From smoke detectors in smart homes to shipments in logistics, robots in Industry 4.0, connected systems in production and vehicles on the road: around 30 billion devices are currently interacting in the Internet of Things (IoT) worldwide. The ongoing digitalisation of industrial and commercial enterprises is driving this trend forward: in just five years, up to 75 billion devices, buildings, machines, goods and vehicles are expected to exchange data with each other via the Internet. This is the prediction of market researchers at IHS. This opens up new revenue opportunities and new business models for the economy, but also poses new challenges for infrastructure: 2G (GSM standard) capacities are no longer sufficient for many industrial applications. They will be phased out in several countries in the near future or have already been switched off.

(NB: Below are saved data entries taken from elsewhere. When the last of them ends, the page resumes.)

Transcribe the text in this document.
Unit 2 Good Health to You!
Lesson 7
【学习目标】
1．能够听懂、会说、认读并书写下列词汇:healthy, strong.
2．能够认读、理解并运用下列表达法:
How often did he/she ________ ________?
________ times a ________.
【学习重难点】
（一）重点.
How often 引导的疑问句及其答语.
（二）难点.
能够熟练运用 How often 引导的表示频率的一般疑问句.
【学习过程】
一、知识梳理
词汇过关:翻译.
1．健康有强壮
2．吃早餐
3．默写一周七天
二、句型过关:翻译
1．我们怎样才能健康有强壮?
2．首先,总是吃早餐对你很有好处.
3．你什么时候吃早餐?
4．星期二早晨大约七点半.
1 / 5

Powerful mobile technologies for the Internet of Things, such as NarrowBand IoT (NB-IoT, also known as CAT-NB1) and LTE-M (Long Term Evolution for Machine Type Communication, CAT-M1), are essential for this rapidly growing network. Both mobile communications standards are so-called Low Power Wide Area Networks (LPWA networks): their radio modules and transmission require little energy, but still score points with their long range. NB-IoT and LTE-M networks are based on 4G (LTE), but are also part of the 5G standard for Massive Machine Type Communications (mMTC).
Low-power machine networks are becoming even more powerful thanks to nuSIM, the integrated SIM (iSIM) designed specifically for the Internet of Things. With nuSIM, the functions of the SIM card are integrated directly into the communication chip. IoT devices with a nuSIM consume less power than those with a separate SIM card and are the right choice for particularly compact applications with long battery life, such as networked parking sensors, smart rubbish bins or cost-efficient trackers.
The 5G mobile communications standard will not only accelerate global machine networking once again. Everything will become smart – in all areas of life and work: from smart homes and smart offices to smart factories, smart production, smart logistics, smart farming and smart cities.